Before the new rules were announced in December 2019, for many corporates, ESG was just a peripheral activity handled by a small team led by a mid-level executive. But under the new rules, ESG has become the responsibility of the board of directors.
Also, before the new rules, ESG compliance was more or less an internal affair within the corporate with little, if any relevance, to external stakeholders particularly investors, banks, and financiers.
But under the new rules, the key impact on a corporate would be that it will be more difficult for them to raise needed financing unless they comply with globally accepted ESG standards, best practices, and key performance indicators (KPIs). This is because the investors, banks, and financiers are also under pressure from regulators and their own boards to ensure that the companies they put their money in meet the relevant ESG standards and KPIs.
But now that institutional investors are raising concerns about ESG standards, best practices and KPIs, it is also becoming a concern for the banks and the corporates that they finance.
Because of this, banks, insurance companies, financiers, and providers of capital are now asking more questions of the corporates with regards to their ESG best practices, standards and KPIs.
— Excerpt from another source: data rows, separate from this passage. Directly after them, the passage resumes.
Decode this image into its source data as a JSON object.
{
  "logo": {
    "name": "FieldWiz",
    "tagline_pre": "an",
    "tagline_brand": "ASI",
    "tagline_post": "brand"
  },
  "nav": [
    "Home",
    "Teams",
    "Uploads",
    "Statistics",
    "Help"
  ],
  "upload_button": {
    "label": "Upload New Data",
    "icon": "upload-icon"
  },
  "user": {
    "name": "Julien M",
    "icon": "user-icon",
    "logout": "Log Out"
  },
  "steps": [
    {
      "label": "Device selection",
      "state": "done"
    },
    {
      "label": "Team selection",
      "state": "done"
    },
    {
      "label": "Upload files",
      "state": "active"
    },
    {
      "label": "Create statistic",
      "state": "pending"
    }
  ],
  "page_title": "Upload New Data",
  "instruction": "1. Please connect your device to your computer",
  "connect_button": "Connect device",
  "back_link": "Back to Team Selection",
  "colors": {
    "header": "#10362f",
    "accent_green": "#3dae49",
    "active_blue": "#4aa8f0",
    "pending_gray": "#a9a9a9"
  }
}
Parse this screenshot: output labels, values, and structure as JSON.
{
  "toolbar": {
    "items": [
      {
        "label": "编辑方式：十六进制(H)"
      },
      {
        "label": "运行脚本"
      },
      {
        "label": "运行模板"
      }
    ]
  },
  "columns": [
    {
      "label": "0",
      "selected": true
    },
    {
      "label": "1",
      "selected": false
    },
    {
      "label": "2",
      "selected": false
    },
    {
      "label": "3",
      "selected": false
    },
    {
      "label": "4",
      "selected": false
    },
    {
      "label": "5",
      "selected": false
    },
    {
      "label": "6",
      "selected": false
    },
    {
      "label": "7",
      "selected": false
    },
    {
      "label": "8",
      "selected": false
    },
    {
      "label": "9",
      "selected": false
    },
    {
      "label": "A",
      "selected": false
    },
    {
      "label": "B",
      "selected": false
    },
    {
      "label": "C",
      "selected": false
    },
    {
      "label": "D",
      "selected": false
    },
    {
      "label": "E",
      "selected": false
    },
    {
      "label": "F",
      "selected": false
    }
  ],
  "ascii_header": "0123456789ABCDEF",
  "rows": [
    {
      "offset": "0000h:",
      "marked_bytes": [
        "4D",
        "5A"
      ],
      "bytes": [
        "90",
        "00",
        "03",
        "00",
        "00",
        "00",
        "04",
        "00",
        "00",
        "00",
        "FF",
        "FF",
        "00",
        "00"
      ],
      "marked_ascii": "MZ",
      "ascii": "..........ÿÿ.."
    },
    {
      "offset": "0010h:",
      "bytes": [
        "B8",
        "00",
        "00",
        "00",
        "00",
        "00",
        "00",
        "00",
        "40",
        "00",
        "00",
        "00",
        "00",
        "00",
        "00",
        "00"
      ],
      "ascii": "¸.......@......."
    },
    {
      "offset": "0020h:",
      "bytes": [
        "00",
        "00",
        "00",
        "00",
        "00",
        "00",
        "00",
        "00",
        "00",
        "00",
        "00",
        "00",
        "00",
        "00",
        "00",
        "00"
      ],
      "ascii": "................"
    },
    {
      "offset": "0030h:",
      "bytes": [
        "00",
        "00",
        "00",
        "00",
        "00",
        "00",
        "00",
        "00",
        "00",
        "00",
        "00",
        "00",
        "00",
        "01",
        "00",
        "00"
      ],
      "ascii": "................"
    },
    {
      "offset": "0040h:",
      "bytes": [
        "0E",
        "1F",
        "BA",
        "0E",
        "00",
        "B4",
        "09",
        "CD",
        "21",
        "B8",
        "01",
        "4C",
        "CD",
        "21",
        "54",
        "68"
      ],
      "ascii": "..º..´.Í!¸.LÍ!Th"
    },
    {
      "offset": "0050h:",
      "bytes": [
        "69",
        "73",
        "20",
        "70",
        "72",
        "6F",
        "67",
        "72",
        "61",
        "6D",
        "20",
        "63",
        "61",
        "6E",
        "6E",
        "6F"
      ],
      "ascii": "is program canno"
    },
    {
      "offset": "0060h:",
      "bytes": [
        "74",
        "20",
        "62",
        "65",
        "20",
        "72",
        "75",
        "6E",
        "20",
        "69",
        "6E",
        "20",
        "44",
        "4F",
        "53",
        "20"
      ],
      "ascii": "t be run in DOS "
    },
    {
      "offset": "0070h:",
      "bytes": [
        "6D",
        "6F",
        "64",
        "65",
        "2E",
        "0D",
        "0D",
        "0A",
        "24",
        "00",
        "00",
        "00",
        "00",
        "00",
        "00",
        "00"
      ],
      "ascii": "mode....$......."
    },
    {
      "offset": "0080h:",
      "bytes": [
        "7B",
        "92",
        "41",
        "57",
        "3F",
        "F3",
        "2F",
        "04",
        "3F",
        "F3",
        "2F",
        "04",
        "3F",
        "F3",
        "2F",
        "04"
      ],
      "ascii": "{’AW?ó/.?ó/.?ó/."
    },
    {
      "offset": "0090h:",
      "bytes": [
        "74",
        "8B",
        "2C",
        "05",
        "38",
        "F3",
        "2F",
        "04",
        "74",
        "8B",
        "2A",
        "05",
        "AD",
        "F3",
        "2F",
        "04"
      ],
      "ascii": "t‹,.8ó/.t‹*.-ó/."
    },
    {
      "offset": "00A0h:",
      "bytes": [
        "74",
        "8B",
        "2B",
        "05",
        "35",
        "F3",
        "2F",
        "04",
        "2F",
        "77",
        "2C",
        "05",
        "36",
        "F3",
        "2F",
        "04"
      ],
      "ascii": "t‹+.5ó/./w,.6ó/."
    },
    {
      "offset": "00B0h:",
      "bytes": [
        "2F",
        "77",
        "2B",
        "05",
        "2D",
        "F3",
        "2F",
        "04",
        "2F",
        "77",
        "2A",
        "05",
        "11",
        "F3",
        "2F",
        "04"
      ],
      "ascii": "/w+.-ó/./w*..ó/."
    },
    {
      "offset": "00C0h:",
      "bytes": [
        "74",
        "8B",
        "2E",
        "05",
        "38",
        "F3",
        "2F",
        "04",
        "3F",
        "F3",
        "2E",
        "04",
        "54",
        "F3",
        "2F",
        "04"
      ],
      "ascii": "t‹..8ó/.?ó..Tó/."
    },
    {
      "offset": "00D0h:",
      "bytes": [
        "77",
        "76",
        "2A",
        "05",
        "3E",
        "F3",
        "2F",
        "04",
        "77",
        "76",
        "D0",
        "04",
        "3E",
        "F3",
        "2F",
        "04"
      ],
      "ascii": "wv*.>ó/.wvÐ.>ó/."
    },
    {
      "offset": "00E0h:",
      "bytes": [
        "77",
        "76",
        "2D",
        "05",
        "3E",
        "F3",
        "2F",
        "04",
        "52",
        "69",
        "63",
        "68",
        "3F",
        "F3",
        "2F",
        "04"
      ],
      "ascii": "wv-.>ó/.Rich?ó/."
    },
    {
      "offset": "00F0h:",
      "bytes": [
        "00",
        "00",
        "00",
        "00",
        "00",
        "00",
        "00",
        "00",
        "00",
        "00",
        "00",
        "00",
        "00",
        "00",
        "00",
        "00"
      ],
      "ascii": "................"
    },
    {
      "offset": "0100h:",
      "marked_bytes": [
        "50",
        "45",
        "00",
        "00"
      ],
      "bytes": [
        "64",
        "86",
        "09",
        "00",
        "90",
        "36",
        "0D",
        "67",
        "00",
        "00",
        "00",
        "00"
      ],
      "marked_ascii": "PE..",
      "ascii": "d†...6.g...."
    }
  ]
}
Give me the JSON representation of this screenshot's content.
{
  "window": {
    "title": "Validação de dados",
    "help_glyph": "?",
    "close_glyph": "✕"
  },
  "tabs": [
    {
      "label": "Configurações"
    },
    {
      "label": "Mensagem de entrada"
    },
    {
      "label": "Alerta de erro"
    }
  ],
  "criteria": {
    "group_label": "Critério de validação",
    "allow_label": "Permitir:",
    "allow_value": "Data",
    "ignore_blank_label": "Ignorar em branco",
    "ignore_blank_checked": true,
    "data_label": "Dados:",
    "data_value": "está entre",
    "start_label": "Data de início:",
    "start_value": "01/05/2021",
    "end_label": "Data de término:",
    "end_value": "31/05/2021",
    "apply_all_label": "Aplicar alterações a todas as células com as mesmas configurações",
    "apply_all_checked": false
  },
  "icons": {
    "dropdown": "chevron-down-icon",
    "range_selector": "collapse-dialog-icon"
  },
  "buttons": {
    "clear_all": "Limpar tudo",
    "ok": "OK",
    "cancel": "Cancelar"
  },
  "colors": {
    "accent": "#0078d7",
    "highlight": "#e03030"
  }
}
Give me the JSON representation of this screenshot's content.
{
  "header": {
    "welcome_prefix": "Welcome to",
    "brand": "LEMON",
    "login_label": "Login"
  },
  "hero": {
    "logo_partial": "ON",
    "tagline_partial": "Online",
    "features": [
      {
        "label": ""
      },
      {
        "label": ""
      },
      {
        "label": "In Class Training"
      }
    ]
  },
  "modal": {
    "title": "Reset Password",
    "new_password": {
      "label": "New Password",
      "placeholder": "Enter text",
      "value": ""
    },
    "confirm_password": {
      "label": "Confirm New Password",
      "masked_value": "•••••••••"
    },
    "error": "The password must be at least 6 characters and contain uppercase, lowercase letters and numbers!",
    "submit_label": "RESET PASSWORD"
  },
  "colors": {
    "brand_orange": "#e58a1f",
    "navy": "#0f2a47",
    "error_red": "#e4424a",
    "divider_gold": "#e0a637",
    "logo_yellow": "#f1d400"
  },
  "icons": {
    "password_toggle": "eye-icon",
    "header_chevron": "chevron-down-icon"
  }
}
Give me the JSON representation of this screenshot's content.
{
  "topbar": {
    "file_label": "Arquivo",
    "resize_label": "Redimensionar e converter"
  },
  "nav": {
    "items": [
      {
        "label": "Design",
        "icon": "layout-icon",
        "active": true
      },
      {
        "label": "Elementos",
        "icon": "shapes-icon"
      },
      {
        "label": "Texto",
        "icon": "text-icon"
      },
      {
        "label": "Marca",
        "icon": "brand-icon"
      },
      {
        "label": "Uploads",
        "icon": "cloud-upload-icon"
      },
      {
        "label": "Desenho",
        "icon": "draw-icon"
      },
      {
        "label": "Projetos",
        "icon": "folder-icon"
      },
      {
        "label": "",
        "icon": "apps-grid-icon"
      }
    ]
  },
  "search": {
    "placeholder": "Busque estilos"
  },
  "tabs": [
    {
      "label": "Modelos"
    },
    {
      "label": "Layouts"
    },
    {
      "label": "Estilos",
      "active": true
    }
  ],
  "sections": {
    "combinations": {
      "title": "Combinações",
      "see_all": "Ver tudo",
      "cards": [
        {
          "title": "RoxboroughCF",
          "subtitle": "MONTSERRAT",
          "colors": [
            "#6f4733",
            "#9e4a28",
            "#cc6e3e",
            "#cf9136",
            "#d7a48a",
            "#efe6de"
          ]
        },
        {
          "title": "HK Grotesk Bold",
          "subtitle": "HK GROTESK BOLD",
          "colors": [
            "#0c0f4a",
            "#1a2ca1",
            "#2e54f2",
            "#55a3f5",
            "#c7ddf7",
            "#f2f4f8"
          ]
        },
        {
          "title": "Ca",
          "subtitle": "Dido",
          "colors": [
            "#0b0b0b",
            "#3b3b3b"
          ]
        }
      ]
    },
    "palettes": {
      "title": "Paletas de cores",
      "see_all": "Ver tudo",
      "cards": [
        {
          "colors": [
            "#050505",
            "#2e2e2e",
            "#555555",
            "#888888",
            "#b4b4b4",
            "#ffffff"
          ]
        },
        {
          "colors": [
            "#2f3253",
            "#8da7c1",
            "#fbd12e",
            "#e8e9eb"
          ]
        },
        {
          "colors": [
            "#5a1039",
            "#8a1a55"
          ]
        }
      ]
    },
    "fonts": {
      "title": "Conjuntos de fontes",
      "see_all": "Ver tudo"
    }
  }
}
For the corporates, ESG compliance has become a financial concern, and therefore a key component of their core business, instead of just the peripheral matter that it used to be.
Therefore, it is now the responsibility of a company’s board to ensure that their company meets all KPIs and/or best practices in relation to ESG at both at the policy-making as well as the operational level. Unless the board takes on this responsibility, it will become more difficult for the company to convince its investors, banks, and financiers to provide the necessary funding the next time it is needed.
“The corporates need to be able to describe their ESG strategy in a robust manner, in an integrated manner. And that is not just sitting with a few people in a certain department writing a report because that is no longer fit for purpose,” says Pat Woo, partner, head of sustainable finance, Hong Kong, KPMG China.
According to the KPMG, CLP and the Hong Kong Institute of Chartered Secretaries (HKICS) Survey on Environmental, Social and Governance (ESG) issued on September 2018, only 37 percent of business leaders in Hong Kong have integrated ESG issues into their strategic planning, indicating that ESG is still a peripheral issue for some companies.
The majority of companies do not have the management of ESG concerns strategically integrated as part of their core business or central corporate thinking – on strategy, risk, reputation, operations and efficiency and long- term performance, according to the study.
For the HKEX, the focus of the new rules is to get enough board involvement and make the board responsible for coming up with the ESG strategy, materiality issues, and ESG direction of their listed companies. At present, many of the boards of Hong Kong-listed companies may not yet be in a position in terms of capability and motivation to take on this responsibility.
But according to David Simmonds, group general counsel, chief administrative officer and company secretary at CLP, “Sustainability has moved from the fringe to be a mainstream investor concern. This context demands greater board involvement and attention to the issue.”
A report issued by KPMG, CLP, and HKICS on January 14 indicates that it is crucial for boards of corporates to communicate ESG efforts with stakeholders regularly, including the publication of an annual sustainability report in line with local and international reporting standards.
“There are established standards, such as those developed by the Sustainability Accounting Standards Board (SASB) or the Task Force on Climate-related Financial Disclosures (TCFD), that businesses could follow to communicate sustainability information to their investors,” Simmonds says.
“A lot of boards are still grappling with the fact of why this is relevant to them. And as such it has for the past few years remained a box ticking exercise. But I think the landscape has really changed in the past year or so and [we] definitely see a sea change in the past half-year. In 2020, we’ve already had so many meetings and interviews on ESG (indicating the huge level of interest),” says Woo.